Как-то ночью подружки улизнули из лагеря в бар, где Мелли напилась и грохнулась в обморок с непривычки. Ее неготовность к взрослой жизни слишком очевидна, а желание быть «как все» понятно и знакомо каждой девочке. Но Зайдль подчеркивает в отношениях доктора с его подопечной нечто другое, может быть, еще более важное, неосознаваемое. Толстяков ведут в поход на природу начальники лагеря. Мелли удаляется с доктором в чащу. Она его обнимает в надежде, с надеждой. Он ее обнимает по-отечески. Ей ведь и отцовского тепла недостает. (Зайдль не допускал общения актеров, играющих Мелли и доктора, вне съемочной площадки, даже во время перерывов. Так он сохранял дистанцию между персонажами.) В одном из эпизодов подружка Мелли звонит сначала маме, докладывая, что все у нее хорошо.
А потом — папе, с которым они не живут, признаваясь, что «все здесь ужасно». С папами, которые далеко, отношения более близкие, искренние.
«Надежда» Зайдля — это школа чувств, в которой не только тело, но и душу испытывают (на выносливость): от «голубой мечты» до всех оттенков серого, обыкновенного. Когда-то в связи с «Собачьей жарой» я писала, что в заурядных людях Зайдль видит прекрасное как синоним смешного или трогательного, не опускаясь до совпадения с массовыми предпочтениями, состоящими в понимании прекрасного как возвышенного (или духовного).
Отвагу Зайдля задолго до трилогии «Рай» я сравнивала с философическим взглядом выдающегося художника — фотографа Бориса Михайлова, который на первой полосе своего альбома «Неоконченная диссертация» процитировал слова Вальтера Беньямина о мечте, больше не открывающей «голубую даль»: «Все стало серым. Мечты стали дорогой по направлению к банальности».
Теперь, в «Надежде», Зайдль переворачивает оптику. Банальностью видится мечта похудеть, стать «как все». Зайдль хохочет над физическим «совершенством», а заинтригован только чувствительностью своей героини.
Как-то ночью голодные девчонки бегут на кухню, чтобы стырить еду, но настигнутые тренером, ложатся по его приказу на холодный пол, вопрошая с ужасом, шепотом, выгонит ли он их теперь. Важно и то, что только раз, в финале фильма, режиссер покажет лагерников в столовке за жалкой трапезой. После попоек, игры в «бутылочку», рассказов о сексе, после возбуждения и торможения чувств он возвращает персонажей «на землю». В обыденку.

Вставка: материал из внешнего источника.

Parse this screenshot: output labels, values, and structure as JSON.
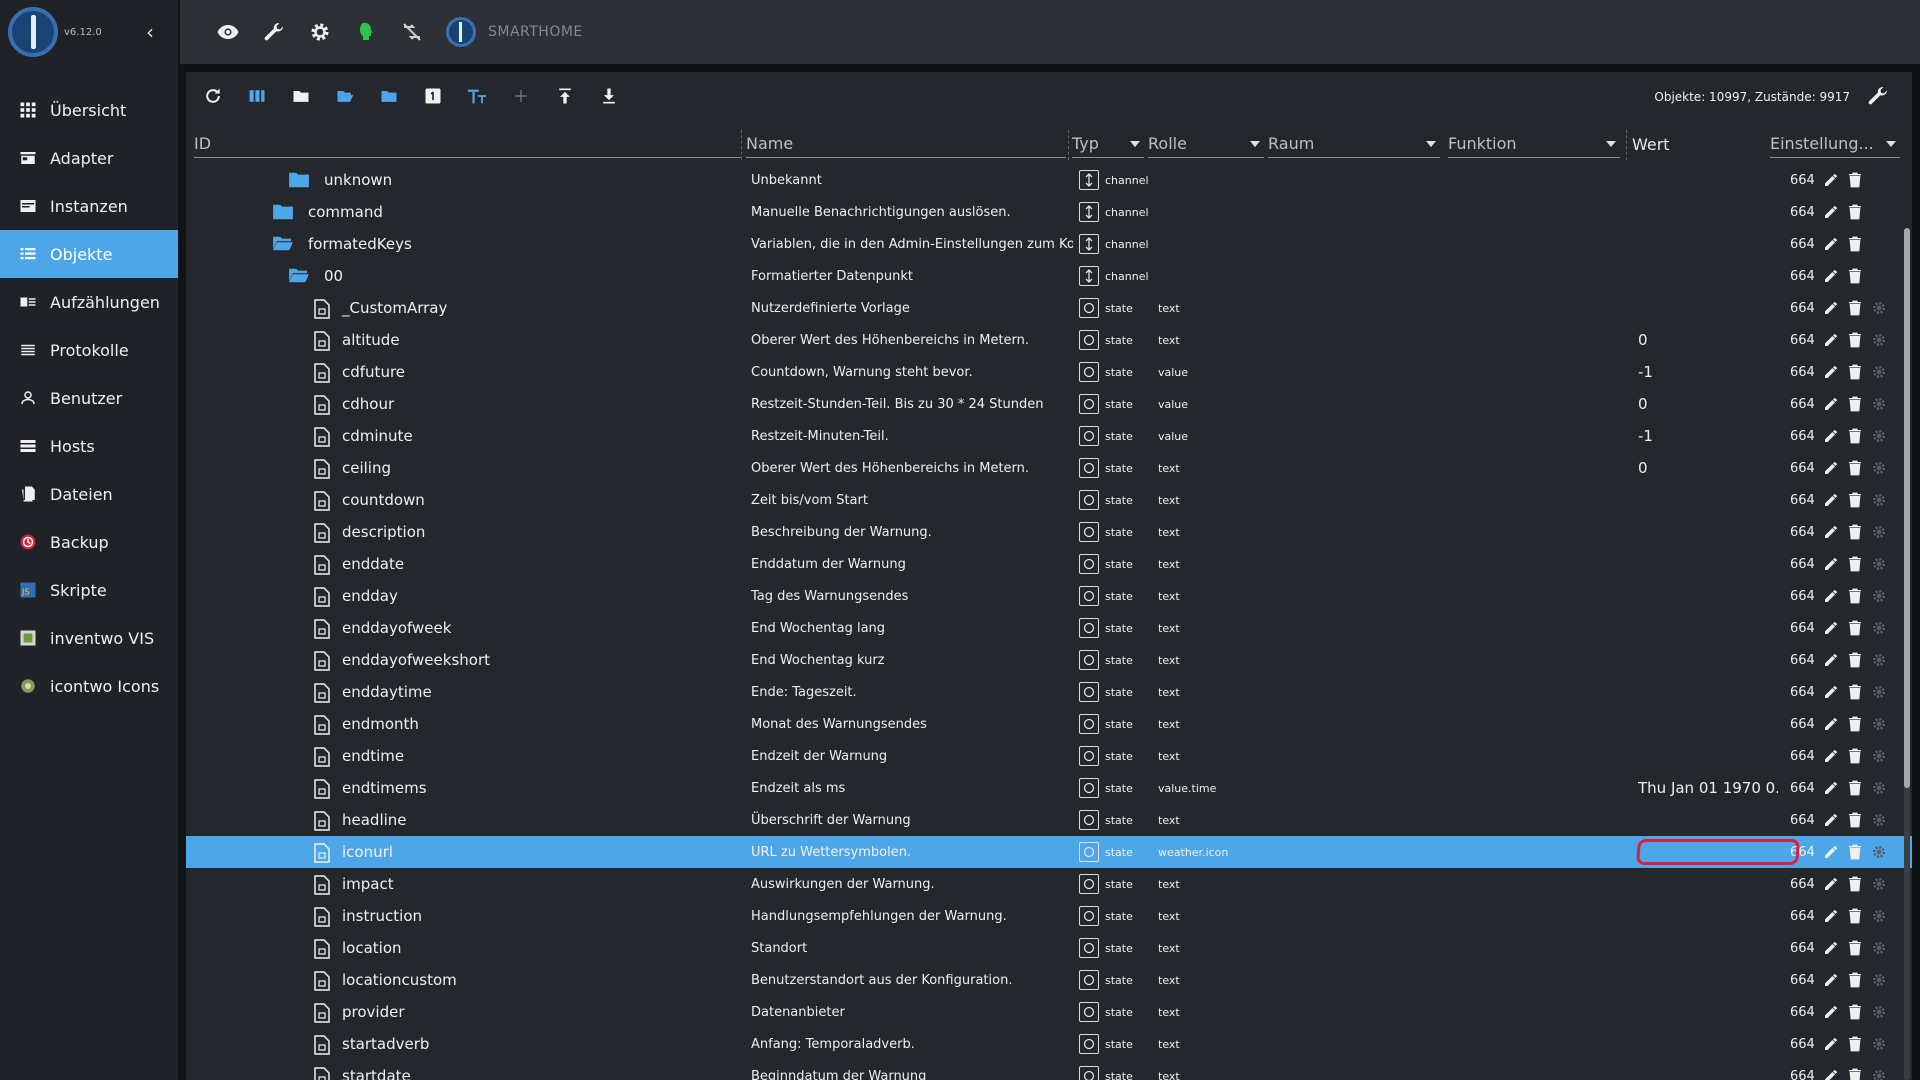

Истребитель потребительского отношения к миру, к телу, Ульрих Зайдль, марксист и скептик, снимает «Надежду» про тех, кто не имеет «рыночной цены», кого не позовешь играть в рекламе. Но именно такую девочку он снимает в красивых кадрах, реабилитируя, как актуальный художник, физическое несовершенство. И протягивая руку старым художникам, когда снимал ее маму, толстую Терезу (из фильма «Рай: Любовь») как обнаженную рубенсовскую модель на постели, затянутую пологом от мошкары, который колышется от дуновения вентилятора (действие в Кении происходит).

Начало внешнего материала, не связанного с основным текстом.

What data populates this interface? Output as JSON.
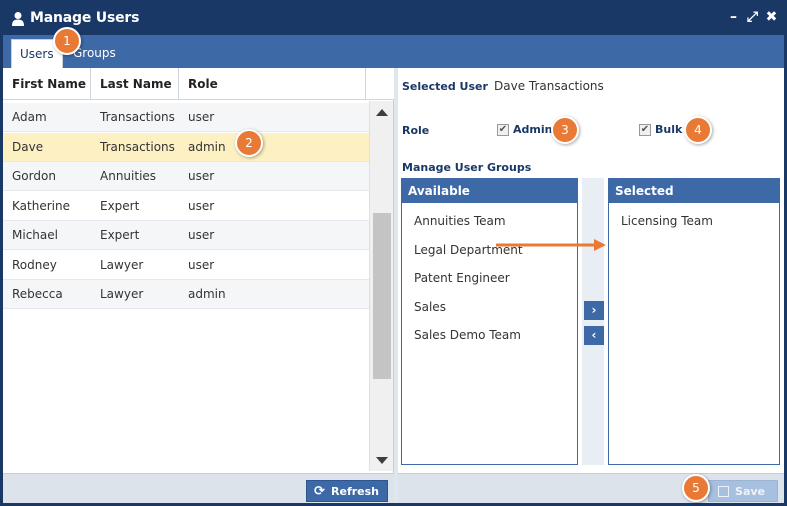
{
  "window": {
    "title": "Manage Users"
  },
  "tabs": [
    {
      "label": "Users"
    },
    {
      "label": "Groups"
    }
  ],
  "grid": {
    "columns": [
      "First Name",
      "Last Name",
      "Role"
    ],
    "rows": [
      {
        "first": "Adam",
        "last": "Transactions",
        "role": "user"
      },
      {
        "first": "Dave",
        "last": "Transactions",
        "role": "admin"
      },
      {
        "first": "Gordon",
        "last": "Annuities",
        "role": "user"
      },
      {
        "first": "Katherine",
        "last": "Expert",
        "role": "user"
      },
      {
        "first": "Michael",
        "last": "Expert",
        "role": "user"
      },
      {
        "first": "Rodney",
        "last": "Lawyer",
        "role": "user"
      },
      {
        "first": "Rebecca",
        "last": "Lawyer",
        "role": "admin"
      }
    ],
    "selected_row": 1
  },
  "left_footer": {
    "refresh_label": "Refresh"
  },
  "detail": {
    "selected_user_label": "Selected User",
    "selected_user_value": "Dave Transactions",
    "role_label": "Role",
    "admin_label": "Admin",
    "bulk_label": "Bulk",
    "admin_checked": true,
    "bulk_checked": true,
    "manage_groups_label": "Manage User Groups"
  },
  "available": {
    "header": "Available",
    "items": [
      "Annuities Team",
      "Legal Department",
      "Patent Engineer",
      "Sales",
      "Sales Demo Team"
    ]
  },
  "selected_groups": {
    "header": "Selected",
    "items": [
      "Licensing Team"
    ]
  },
  "mover": {
    "move_right": "›",
    "move_left": "‹"
  },
  "right_footer": {
    "save_label": "Save"
  },
  "callouts": [
    "1",
    "2",
    "3",
    "4",
    "5"
  ],
  "colors": {
    "titlebar": "#1a3866",
    "accent": "#3d69a7",
    "selected_row": "#fdf0c2",
    "callout": "#e97a35"
  }
}
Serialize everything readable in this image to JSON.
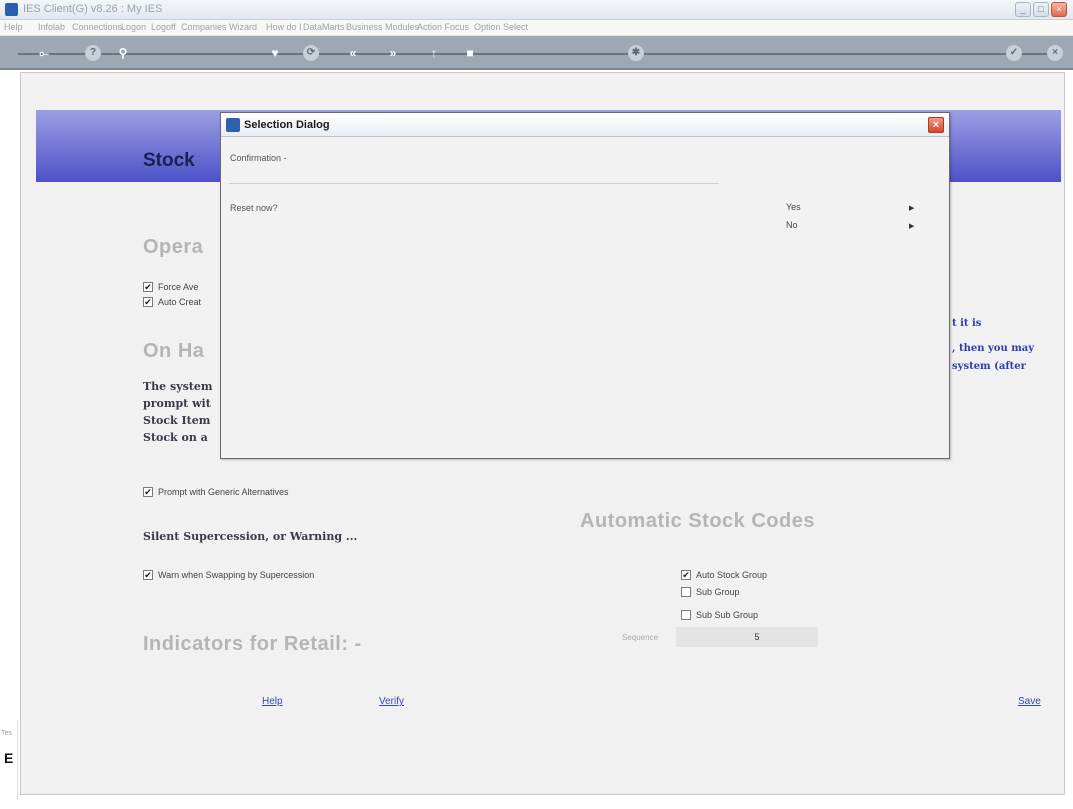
{
  "window": {
    "title": "IES Client(G) v8.26 : My IES"
  },
  "menu": [
    "Help",
    "Infolab",
    "Connections",
    "Logon",
    "Logoff",
    "Companies",
    "Wizard",
    "How do I",
    "DataMarts",
    "Business Modules",
    "Action Focus",
    "Option Select"
  ],
  "header": {
    "title": "Stock"
  },
  "sections": {
    "operations": "Opera",
    "on_hand": "On Ha",
    "automatic_codes": "Automatic Stock Codes",
    "indicators": "Indicators for Retail: -"
  },
  "checkboxes": {
    "force_ave": "Force Ave",
    "auto_creat": "Auto Creat",
    "prompt_generic": "Prompt with Generic Alternatives",
    "warn_swapping": "Warn when Swapping by Supercession",
    "auto_stock_group": "Auto Stock Group",
    "sub_group": "Sub Group",
    "sub_sub_group": "Sub Sub Group"
  },
  "body_text": {
    "line1": "The system",
    "line2": "prompt wit",
    "line3": "Stock Item",
    "line4": "Stock on a",
    "right1": "t it is",
    "right2": ", then you may",
    "right3": "system (after",
    "silent": "Silent Supercession, or Warning ..."
  },
  "sequence": {
    "label": "Sequence",
    "value": "5"
  },
  "links": {
    "help": "Help",
    "verify": "Verify",
    "save": "Save"
  },
  "left_stub": {
    "t1": "Tes",
    "t2": "E"
  },
  "dialog": {
    "title": "Selection Dialog",
    "confirmation": "Confirmation -",
    "question": "Reset now?",
    "options": [
      "Yes",
      "No"
    ]
  }
}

Парадокс картины «Рай: Надежда» в том, что здесь Зайдль — вопреки другим частям триптиха — выбирает поэтику недосказанности. Натурализм непрезентабельных тел, чью корявость Зайдль отменяет, физиологизм физических упражнений в сочетании с нереализованным влечением Мелли к доктору, который ее хочет, но допустить отношений с ней не может, требуя от девочки его не донимать, создают странным образом трепетный фильм. Так возникает эфемерность атмосферы при откровенной или бесстыдной телесности. Зайдль, как настоящий доктор, пальпирует человеческий потенциал, душевные ресурсы, в которых только и есть будущее, если оно вообще есть. Но нет в действиях совершенных, в поступках реализованных, какими бы сильными или необходимыми они ни были.
Незавершенность (последней части «Рая») — это обещание. А безжалостное сочувствие к героине — вызов режиссера ее разочарованиям.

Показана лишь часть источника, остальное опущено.